LE COUPLE N'EST PAS UNE PAIRE
Le caprice d'un marchand de chaussures nous fit remarquer, un jour avec une amie, que si l'on admet de porter des chaussures différentes l'une de l'autre, il ne s'agit plus d'une paire de chaussures mais d'un couple, même si la diversité de l'emboîtement produisait parfois quelque boitement… Dès lors, c'est bien cette différence non complémentaire, cette inégalité asynchrone, cette dissymétrie quant aux buts, qui interdit de conjuguer le "je" en "nous" pour instruire l'impossibilité du nous autour d'un ensemble vide dont chaque extrémité du couple constitue le côté, soit la limite : l'assortiment, comme l'arche, est vide ; l'objet du désir ne se partage pas ; seulement son absence est rendue présente par l'ombre de chaque côté, qui marque la place de ce vide, son contour, sans lequel l'absence de l'objet du désir se confondrait avec le monde pur, avec l'impossible.
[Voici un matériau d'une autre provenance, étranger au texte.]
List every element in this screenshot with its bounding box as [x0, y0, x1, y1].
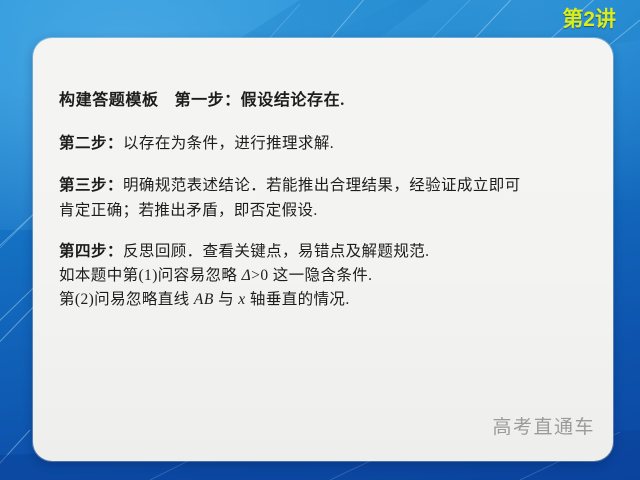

L'amour au temps du transfert est une question posée à l'existence, sur l'ouverture attendue du renoncement à dire "nous", pour un faire ensemble à partir du vide. C'est de ce vide qu'on escompte l'effet créatif. Ce que Maud Mannoni rappelait quand elle disait : "deux n'ont pas besoin d'être collés pour aller ensemble".

L'AMOUR D'APRES LE TRANSFERT
Lorsque chacun est touché par la mort, lorsque cette solitude s'incarne dans notre corps comme limite, quand l'analyse trouve son terme, quel temps fait-il ? Existe-t-il un temps pour l'amour après l'expérience du transfert ?
L'expérience du transfert n'est pas un antidote contre le refoulement et les forces qui œuvrent au refoulement restent aussi vivaces après le temps du transfert qu'avant son alliance.
Ni la fusion des corps (porneia) ni la confusion des genres (moikhon), ne nous parlent de l'amour d'après le transfert ; seulement la dérobade en garde la trace ; la dérobade comme disparition ou soustraction (Fidèle à sa douleur et dans l'ombre enfermée, Elle se dérobait même à sa renommée, Racine. Brit. II, 2.) comme limite au partage, la dérobade comme chiffre, comme travail de la lettre, du tracé de la lettre contre la fusion des regards et l'illusion du partage des corps. Il n'y a pas d'acte sexuel qui constitue un rapport, même si nous nous employons à faire des quantités de gestes qui ressemblent à l'amour.
L'amour d'après le transfert tient à la reconnaissance de cet ensemble vide, de cette impossibilité d'alliance au delà de la mort -la mort comme irreprésentable-, en dehors du signifiant. L'amour est une alliance autour des signifiants, une guérilla sans reproche qui refuse la capitulation de l'un à l'autre, qui sait très bien que l'on ne pourra plus jamais se perdre, bercés par une conque dans la forêt épaisse de fruits et de senteurs.
Un renoncement au Moi, parce que l'autre existe et que son existence m'offre une alternative, alternative à l'asservissement aux forces grises du Surmoi, alternative à travers la lettre, à travers la joie renouvelée de la lettre, de la lettre d'amour.